How does SSFF & ASIA fit into the Asian film circuit?

SSFF & ASIA is the primary dedicated short film festival on the Asian circuit and one of the only venues in the region with Oscar-qualifying status for short films. Most major Asian festivals (Busan, HKIFF, Tokyo International Film Festival) operate primarily in the feature film space. For short filmmakers, SSFF & ASIA functions as the regional equivalent of what Sundance or SXSW does for short film in the US context: a festival with enough prestige, industry attendance, and institutional connections to genuinely advance a film's career trajectory.

Is SSFF & ASIA accessible to non-Japanese speakers?

Yes. The festival operates bilingually throughout: the website, submission portal, and festival operations all run in both English and Japanese. International films are screened with Japanese subtitles and Japanese films with English subtitles wherever applicable. Industry events, panels, and jury processes are conducted with English-language access. Filmmakers submitting from outside Japan can complete the entire submission and communication process in English without needing Japanese language ability.

What premiere requirements apply to submissions?

Premiere requirements vary by section. For the Grand Prix track within the International Competition, an Asian or world premiere in Tokyo strengthens a submission's competitive position, though previously screened films are eligible. The Asia International Competition similarly values regional premiere status for Grand Prix contenders. Non-competition programs and special sections have more flexible requirements. Filmmakers should review the specific call for entries for the current year at shortshorts.jp, as premiere requirements are published in full with each cycle's guidelines.

How does SSFF & ASIA compare to Busan or HKIFF for short film programmers?

Busan International Film Festival and the Hong Kong International Film Festival are premier venues for feature films, with short film components that are respected but secondary to their main programs. SSFF & ASIA is fundamentally different: short film is the entire program, which means curatorial focus, press attention, jury composition, and industry presence are all oriented around short work exclusively. For a short filmmaker, SSFF & ASIA offers a level of dedicated attention that a feature-focused festival cannot replicate, plus the Academy Award qualifying status that neither Busan nor HKIFF provides for short films.

Submit Your Short Film

SSFF & ASIA is one of the few festivals in the world where a short film can win an award, earn Academy Award eligibility, and reach a sophisticated bilingual audience in one of the world's great cinema cities. For filmmakers working in the short form, particularly those with stories rooted in Asia or seeking a credible international platform from the region, Tokyo in June is worth the submission.

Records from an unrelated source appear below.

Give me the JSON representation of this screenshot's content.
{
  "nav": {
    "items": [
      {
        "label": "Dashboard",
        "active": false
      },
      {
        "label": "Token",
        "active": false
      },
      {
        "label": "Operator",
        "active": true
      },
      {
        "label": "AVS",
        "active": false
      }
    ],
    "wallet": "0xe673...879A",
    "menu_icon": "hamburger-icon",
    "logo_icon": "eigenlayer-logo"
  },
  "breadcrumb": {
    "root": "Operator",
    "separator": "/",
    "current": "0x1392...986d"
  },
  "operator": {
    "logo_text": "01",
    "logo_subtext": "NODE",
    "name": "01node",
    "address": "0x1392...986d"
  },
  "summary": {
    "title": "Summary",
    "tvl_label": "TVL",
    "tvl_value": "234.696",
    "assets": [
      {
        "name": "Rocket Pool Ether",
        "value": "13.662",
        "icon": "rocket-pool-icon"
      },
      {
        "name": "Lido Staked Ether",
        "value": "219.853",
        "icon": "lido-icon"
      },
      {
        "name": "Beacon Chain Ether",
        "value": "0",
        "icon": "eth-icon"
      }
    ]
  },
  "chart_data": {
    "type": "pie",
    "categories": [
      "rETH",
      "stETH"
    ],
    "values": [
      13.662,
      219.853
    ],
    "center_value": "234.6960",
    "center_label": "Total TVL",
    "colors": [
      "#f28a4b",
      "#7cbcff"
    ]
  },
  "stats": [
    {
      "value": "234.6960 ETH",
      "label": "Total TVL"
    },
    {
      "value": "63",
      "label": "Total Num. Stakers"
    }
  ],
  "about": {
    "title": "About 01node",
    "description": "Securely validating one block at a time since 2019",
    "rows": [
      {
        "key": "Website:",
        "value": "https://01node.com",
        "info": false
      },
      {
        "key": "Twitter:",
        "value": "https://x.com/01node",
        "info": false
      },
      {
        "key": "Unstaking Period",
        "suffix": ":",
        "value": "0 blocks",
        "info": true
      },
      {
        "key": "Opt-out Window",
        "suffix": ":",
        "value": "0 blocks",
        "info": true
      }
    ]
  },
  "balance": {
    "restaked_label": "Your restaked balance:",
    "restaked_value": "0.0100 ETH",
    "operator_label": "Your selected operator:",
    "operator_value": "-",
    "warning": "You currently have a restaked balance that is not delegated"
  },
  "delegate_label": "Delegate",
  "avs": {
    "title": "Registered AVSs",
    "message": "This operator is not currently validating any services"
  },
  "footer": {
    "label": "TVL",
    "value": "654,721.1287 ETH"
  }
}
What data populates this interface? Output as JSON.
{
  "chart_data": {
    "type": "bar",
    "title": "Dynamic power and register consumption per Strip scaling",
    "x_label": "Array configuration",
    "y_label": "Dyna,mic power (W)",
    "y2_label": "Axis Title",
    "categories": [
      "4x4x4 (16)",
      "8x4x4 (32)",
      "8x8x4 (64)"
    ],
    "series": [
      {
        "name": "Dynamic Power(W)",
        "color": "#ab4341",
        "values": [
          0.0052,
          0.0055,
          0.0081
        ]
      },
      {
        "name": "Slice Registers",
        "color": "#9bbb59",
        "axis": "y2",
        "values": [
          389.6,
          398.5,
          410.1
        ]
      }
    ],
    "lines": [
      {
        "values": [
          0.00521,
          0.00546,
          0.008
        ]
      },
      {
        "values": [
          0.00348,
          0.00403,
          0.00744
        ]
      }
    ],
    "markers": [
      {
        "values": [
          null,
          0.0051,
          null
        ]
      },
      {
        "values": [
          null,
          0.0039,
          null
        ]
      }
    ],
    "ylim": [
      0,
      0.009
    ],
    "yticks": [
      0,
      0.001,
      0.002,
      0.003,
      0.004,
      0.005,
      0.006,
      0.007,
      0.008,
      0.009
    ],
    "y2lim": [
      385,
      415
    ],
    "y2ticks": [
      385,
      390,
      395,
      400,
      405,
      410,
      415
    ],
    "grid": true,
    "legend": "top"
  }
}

Submit at shortshorts.jp or through FilmFreeway. Early submission before the final deadline is recommended given the volume the festival receives each year.

Awards & Recognition

Shortshorts Film Festival & Asia presents awards across its competition sections, recognizing excellence in filmmaking across multiple categories. Competition awards represent meaningful recognition from a distinguished jury of film professionals.

Award categories typically include recognition for Best Film, directorial achievement, performance, and short film excellence. Winning or being shortlisted at Shortshorts Film Festival & Asia provides a meaningful credential for press materials, distribution discussions, and future festival submissions.

Festival Leadership & Programmers

Shortshorts Film Festival & Asia is guided by a dedicated team of programmers and arts administrators who collectively bring deep knowledge of world cinema to the selection process. The festival's programming team works year-round reviewing submissions, attending international festivals, and cultivating relationships with filmmakers from around the world.